# John Deere Electrical problem



## RKDOC (Jun 20, 2006)

On a X300 riding mower. With a Kawasaki FH491V-DSO4-R engine. The engine will crank fine, just won't start. If I disconnect the wire to the ignition coils the engine will start. This tells me there is a problem in the safety switches. If I disconnect the brake switch, the engine won't crank. If I disconnect the PTO switch, it won't crank. If i disconnect the seat switch it will crank, won't start. Jumper the seat switch, cranks won't start. I can't find another switch. I cannot find a SAM module.
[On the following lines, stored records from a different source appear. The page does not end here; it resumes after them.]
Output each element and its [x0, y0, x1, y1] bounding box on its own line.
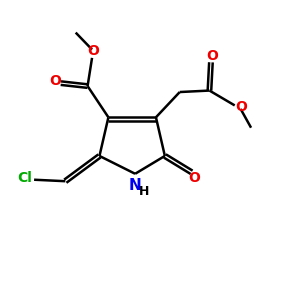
Text: O: O [235, 100, 247, 114]
Text: O: O [88, 44, 100, 58]
Text: O: O [188, 171, 200, 184]
Text: H: H [139, 185, 149, 198]
Text: O: O [206, 49, 218, 63]
Text: N: N [129, 178, 142, 193]
Text: Cl: Cl [18, 171, 33, 185]
Text: O: O [50, 74, 61, 88]
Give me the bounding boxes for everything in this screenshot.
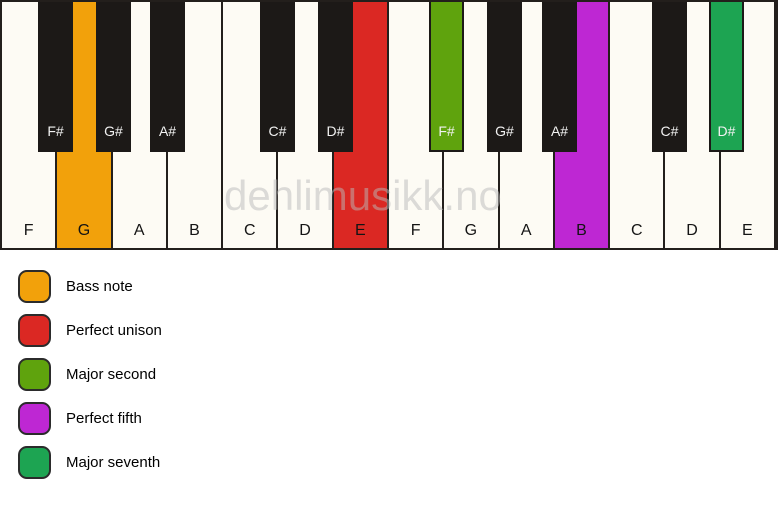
black-key-label: D# — [326, 123, 345, 139]
black-key-label: A# — [158, 123, 177, 139]
legend-item-bass-note: Bass note — [18, 270, 162, 303]
black-key-fsharp1: F# — [38, 2, 73, 152]
legend-label: Bass note — [66, 278, 133, 295]
white-key-label: E — [354, 222, 366, 239]
legend-label: Perfect fifth — [66, 410, 142, 427]
white-key-label: A — [133, 222, 145, 239]
black-key-csharp2: C# — [652, 2, 687, 152]
legend-item-perfect-unison: Perfect unison — [18, 314, 162, 347]
white-key-label: F — [410, 222, 421, 239]
white-key-label: G — [464, 222, 478, 239]
legend-label: Major seventh — [66, 454, 161, 471]
black-key-dsharp2-seventh: D# — [709, 2, 744, 152]
black-key-label: F# — [438, 123, 455, 139]
black-key-csharp1: C# — [260, 2, 295, 152]
black-key-label: F# — [47, 123, 64, 139]
black-key-fsharp2-second: F# — [429, 2, 464, 152]
legend-item-perfect-fifth: Perfect fifth — [18, 402, 162, 435]
black-key-gsharp1: G# — [96, 2, 131, 152]
major-seventh-swatch — [18, 446, 51, 479]
black-key-label: C# — [660, 123, 679, 139]
white-key-label: G — [77, 222, 91, 239]
legend: Bass note Perfect unison Major second Pe… — [18, 270, 162, 479]
black-key-asharp1: A# — [150, 2, 185, 152]
black-key-label: D# — [717, 123, 736, 139]
black-key-label: A# — [550, 123, 569, 139]
white-key-label: C — [243, 222, 256, 239]
white-key-label: E — [741, 222, 753, 239]
piano-keyboard: F G A B C D E F G A B C D E F# G# A# C# … — [0, 0, 778, 250]
legend-item-major-seventh: Major seventh — [18, 446, 162, 479]
black-key-asharp2: A# — [542, 2, 577, 152]
white-key-label: C — [630, 222, 643, 239]
white-key-label: B — [189, 222, 200, 239]
black-key-dsharp1: D# — [318, 2, 353, 152]
white-key-label: F — [23, 222, 34, 239]
black-key-label: G# — [495, 123, 514, 139]
white-key-label: A — [520, 222, 532, 239]
black-key-label: C# — [268, 123, 287, 139]
perfect-fifth-swatch — [18, 402, 51, 435]
legend-label: Major second — [66, 366, 157, 383]
major-second-swatch — [18, 358, 51, 391]
legend-label: Perfect unison — [66, 322, 162, 339]
black-key-label: G# — [104, 123, 123, 139]
black-key-gsharp2: G# — [487, 2, 522, 152]
perfect-unison-swatch — [18, 314, 51, 347]
legend-item-major-second: Major second — [18, 358, 162, 391]
white-key-label: D — [686, 222, 698, 239]
white-key-label: D — [299, 222, 311, 239]
white-key-label: B — [576, 222, 587, 239]
bass-note-swatch — [18, 270, 51, 303]
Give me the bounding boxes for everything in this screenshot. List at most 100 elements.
What am I missing? can some one give me some guidance? Thanks


----------



## RKDOC (Jun 20, 2006)

Anyone know where I could get a wiring diagram for this tractor??


----------



## 30yearTech (Sep 14, 2006)

Any luck, I am not familiar with this particular model, but many JD's have a set of relay's and if ones not working could be the cause of your problem.


----------



## RKDOC (Jun 20, 2006)

There was a relay under the dash that had gone bad. I happened on to a John Deere mechanic who was willing to talk.


----------



## 30yearTech (Sep 14, 2006)

RKDOC said:


> There was a relay under the dash that had gone bad. I happened on to a John Deere mechanic who was willing to talk.


Glad you got it figured out. I have run across a few with bad relay's but was not even sure if the model you were working on had any. I was reluctant to suggest anything that might have you going on a wild goose chase.


----------